A small block of copper with a specific heat of 200 cal/0C is initiall...
Change in Entropy of the System
Entropy change is given by the equation:
ΔS = Q/T
where ΔS is the change in entropy, Q is the heat transferred, and T is the temperature.
In this scenario, the system consists of the small block of copper and the tank of water. Initially, the block of copper is at a temperature of 30°C, and the water in the tank is at a temperature of 27°C.
Heat Transfer
When the block of copper is dropped into the water, heat transfer occurs between the two substances until they reach thermal equilibrium. The heat transferred can be calculated using the equation:
Q = mcΔT
where Q is the heat transferred, m is the mass of the substance, c is the specific heat capacity, and ΔT is the change in temperature.
Since we are only interested in the change in entropy, we can assume that the specific heat capacity of the water remains constant at 1 cal/g°C.
Using the given values, the heat transferred from the block of copper to the water can be calculated as:
Q = (mcΔT) = (m * 200 cal/°C * (27°C - 30°C)

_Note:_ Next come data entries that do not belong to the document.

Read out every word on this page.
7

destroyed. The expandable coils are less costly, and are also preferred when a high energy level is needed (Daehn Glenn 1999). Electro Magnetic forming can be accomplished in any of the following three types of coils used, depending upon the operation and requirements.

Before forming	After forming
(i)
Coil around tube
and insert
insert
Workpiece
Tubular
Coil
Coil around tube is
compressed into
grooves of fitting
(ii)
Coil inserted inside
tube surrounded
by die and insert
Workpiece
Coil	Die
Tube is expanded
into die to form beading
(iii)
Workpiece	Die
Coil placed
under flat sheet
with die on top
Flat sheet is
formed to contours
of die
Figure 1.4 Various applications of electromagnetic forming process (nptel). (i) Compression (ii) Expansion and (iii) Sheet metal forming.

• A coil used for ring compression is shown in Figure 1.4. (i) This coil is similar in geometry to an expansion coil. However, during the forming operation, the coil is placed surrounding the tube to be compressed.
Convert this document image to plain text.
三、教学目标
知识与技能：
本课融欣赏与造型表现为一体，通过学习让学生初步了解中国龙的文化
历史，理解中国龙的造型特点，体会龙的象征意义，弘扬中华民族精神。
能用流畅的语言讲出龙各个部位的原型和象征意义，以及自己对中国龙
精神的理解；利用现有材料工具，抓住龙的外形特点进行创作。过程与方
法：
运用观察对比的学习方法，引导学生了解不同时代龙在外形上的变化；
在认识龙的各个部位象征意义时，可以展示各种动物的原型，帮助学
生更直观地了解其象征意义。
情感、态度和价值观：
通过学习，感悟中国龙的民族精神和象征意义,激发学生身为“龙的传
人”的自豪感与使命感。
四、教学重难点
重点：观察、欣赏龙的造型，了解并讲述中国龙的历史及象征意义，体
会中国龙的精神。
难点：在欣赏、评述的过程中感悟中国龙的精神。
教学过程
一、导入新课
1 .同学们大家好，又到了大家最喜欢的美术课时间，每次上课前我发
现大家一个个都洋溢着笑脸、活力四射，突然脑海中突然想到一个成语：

Calculating the Change in Entropy
Since the heat transferred occurs between two substances, the change in entropy of the system can be calculated as the sum of the change in entropy of the block of copper and the change in entropy of the water.
ΔS_system = ΔS_copper + ΔS_water
The change in entropy of the copper block can be calculated as:
ΔS_copper = Q_copper / T_copper
where Q_copper is the heat transferred from the copper block and T_copper is the temperature of the copper block.
Similarly, the change in entropy of the water can be calculated as:
ΔS_water = Q_water / T_water
where Q_water is the heat transferred to the water and T_water is the temperature of the water.
Substituting the values into the equations, we can calculate the change in entropy of the system:
ΔS_system = (Q_copper / T_copper) + (Q_water / T_water)
Since the temperature of the copper block is higher than the temperature of the water, the heat transferred from the copper block to the water is negative. This means that the change in entropy of the copper block is negative.
However, the heat transferred to the water is positive, resulting in a positive change in entropy for the water.
Therefore, the change in entropy of the system is negative, indicating a decrease in entropy.
Answer: The change in entropy of the combined system decreases by 130 cal/K.